Bayh wanted to go slow on EFCA and so now EFCA is all but slowed to a dead halt.

Bayh didn't want to pass the cap and trade bill and the cap and trade bill didn't get passed.

By any appreciable measure, Evan Bayh got precisely what he wanted out of these key policy debates. And yet now, he's slagging the Senate for being bogged down in hyperpartisanship, and defaming his liberal colleagues, who either lost these policy debates honorably or actively worked to accommodate his centrist whims. It really does not make a lick of sense.

But still! Bayh has beef with his colleagues. Wouldn't it be valuable to maybe clarify what his grievances are, and point out the people who've dumped so much hyperpartisan sand in his BVDs? James Fallows offers Bayh a "constructive suggestion":

Do you really care about the partisanship that is ruining public life and that, as you said, has driven you from the Senate, Mr. Bayh? Then why not use the fact that you are still in the U.S. Senate for most of another year -- a platform 99.999% of Americans will never occupy -- and apply all the power you can to advance causes you care about. What is holding you back?

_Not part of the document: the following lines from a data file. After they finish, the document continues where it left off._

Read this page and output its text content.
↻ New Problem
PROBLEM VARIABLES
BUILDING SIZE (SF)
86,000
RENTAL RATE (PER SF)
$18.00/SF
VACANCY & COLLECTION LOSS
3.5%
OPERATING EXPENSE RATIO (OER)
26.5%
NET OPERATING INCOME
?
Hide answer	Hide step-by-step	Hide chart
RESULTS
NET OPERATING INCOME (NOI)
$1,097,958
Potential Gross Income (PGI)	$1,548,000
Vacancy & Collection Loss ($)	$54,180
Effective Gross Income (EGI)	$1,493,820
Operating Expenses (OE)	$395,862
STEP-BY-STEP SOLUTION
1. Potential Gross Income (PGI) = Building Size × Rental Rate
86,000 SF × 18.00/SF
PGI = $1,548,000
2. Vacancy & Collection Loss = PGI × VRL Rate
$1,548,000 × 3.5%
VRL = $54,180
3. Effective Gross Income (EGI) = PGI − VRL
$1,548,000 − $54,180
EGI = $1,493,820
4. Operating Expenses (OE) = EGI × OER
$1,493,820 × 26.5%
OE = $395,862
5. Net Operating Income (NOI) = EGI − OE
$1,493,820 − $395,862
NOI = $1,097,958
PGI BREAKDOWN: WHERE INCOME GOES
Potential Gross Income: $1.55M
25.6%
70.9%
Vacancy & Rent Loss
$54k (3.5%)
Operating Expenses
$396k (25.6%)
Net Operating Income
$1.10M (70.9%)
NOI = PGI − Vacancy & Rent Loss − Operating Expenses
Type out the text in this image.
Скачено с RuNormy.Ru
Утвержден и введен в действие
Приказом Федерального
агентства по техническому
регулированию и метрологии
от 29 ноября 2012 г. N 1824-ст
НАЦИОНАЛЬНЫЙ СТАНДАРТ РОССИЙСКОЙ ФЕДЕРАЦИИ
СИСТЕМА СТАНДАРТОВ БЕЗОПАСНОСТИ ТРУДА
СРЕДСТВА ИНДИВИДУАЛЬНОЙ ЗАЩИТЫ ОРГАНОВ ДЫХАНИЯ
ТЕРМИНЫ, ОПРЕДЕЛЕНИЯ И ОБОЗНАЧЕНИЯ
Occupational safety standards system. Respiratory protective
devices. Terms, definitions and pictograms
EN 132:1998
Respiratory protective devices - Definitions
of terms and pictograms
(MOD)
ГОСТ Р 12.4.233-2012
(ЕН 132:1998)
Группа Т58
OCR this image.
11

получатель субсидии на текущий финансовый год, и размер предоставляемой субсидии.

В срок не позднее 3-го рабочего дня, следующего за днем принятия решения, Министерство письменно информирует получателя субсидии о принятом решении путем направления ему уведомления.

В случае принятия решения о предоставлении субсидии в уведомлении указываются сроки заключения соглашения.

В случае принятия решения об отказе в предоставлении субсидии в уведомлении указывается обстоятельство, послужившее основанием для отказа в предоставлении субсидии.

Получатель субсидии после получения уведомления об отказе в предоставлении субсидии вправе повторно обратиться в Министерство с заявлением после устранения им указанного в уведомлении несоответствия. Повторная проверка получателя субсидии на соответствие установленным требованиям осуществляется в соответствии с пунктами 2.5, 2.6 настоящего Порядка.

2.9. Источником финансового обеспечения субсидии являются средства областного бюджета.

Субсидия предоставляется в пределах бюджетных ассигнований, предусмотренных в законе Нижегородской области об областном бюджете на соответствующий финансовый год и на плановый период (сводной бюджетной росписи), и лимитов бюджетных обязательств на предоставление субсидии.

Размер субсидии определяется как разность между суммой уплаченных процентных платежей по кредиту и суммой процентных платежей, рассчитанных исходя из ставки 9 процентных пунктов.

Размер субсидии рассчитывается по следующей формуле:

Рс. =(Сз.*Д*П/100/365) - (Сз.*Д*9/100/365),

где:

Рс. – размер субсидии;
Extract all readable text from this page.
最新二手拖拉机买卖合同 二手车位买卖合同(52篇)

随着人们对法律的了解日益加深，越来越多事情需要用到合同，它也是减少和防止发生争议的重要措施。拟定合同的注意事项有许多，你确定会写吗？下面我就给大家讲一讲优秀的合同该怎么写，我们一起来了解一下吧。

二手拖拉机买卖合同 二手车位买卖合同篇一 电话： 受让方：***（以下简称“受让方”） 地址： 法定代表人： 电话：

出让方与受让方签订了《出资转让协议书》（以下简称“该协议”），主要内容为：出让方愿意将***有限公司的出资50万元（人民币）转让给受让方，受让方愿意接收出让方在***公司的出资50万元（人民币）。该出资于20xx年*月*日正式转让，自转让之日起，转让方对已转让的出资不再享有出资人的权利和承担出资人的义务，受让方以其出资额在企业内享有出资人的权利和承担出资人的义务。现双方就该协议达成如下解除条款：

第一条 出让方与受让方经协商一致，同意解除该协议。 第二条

Unlike everyone else up for election this year, you don't have to worry how this or that bout of truth-telling will look on Election Day. Let 'em bitch! You don't need an interest group to endorse you or a civic club to applaud you any more. Do you think hyperpartisanship is destroying the Senate? Why not call out people -- by name, by specific hypocritical move -- when you see them doing what they should be ashamed of? I guarantee that the press would eat this up. Why not a ten-month public seminar, through the rest of this year, on who is doing what, and how it could be different? Do you object to personal "holds" on nominations? Make it an issue! You have an idea of some issue where Republicans and Democrats might agree? Be specific about it and see what you can do. Again, if I know anything about the press and the melodrama of public life, I know you could turn it to your advantage -- and the public's, Mr. Smith style.

The only thing about Fallows' idea, is that it sounds like a lot of work and a lot of taking personal stands and a lot of being willing to bravely articulate a case. And Evan Bayh is just not that into any of that. The only thing, in fact, that could possibly be animating Bayh's rage against the Senate is it's failure to create a the special bipartisan deficit commission that Bayh wanted. Bayh supported the commission for the same reason that all of its most fervent supporters did: it was a means to outsource responsibility and insulate lawmakers from making tough choices.

The point was: he didn't want to do a lot of working and taking stands and articulating solutions then. So why would Bayh start doing the hard stuff now?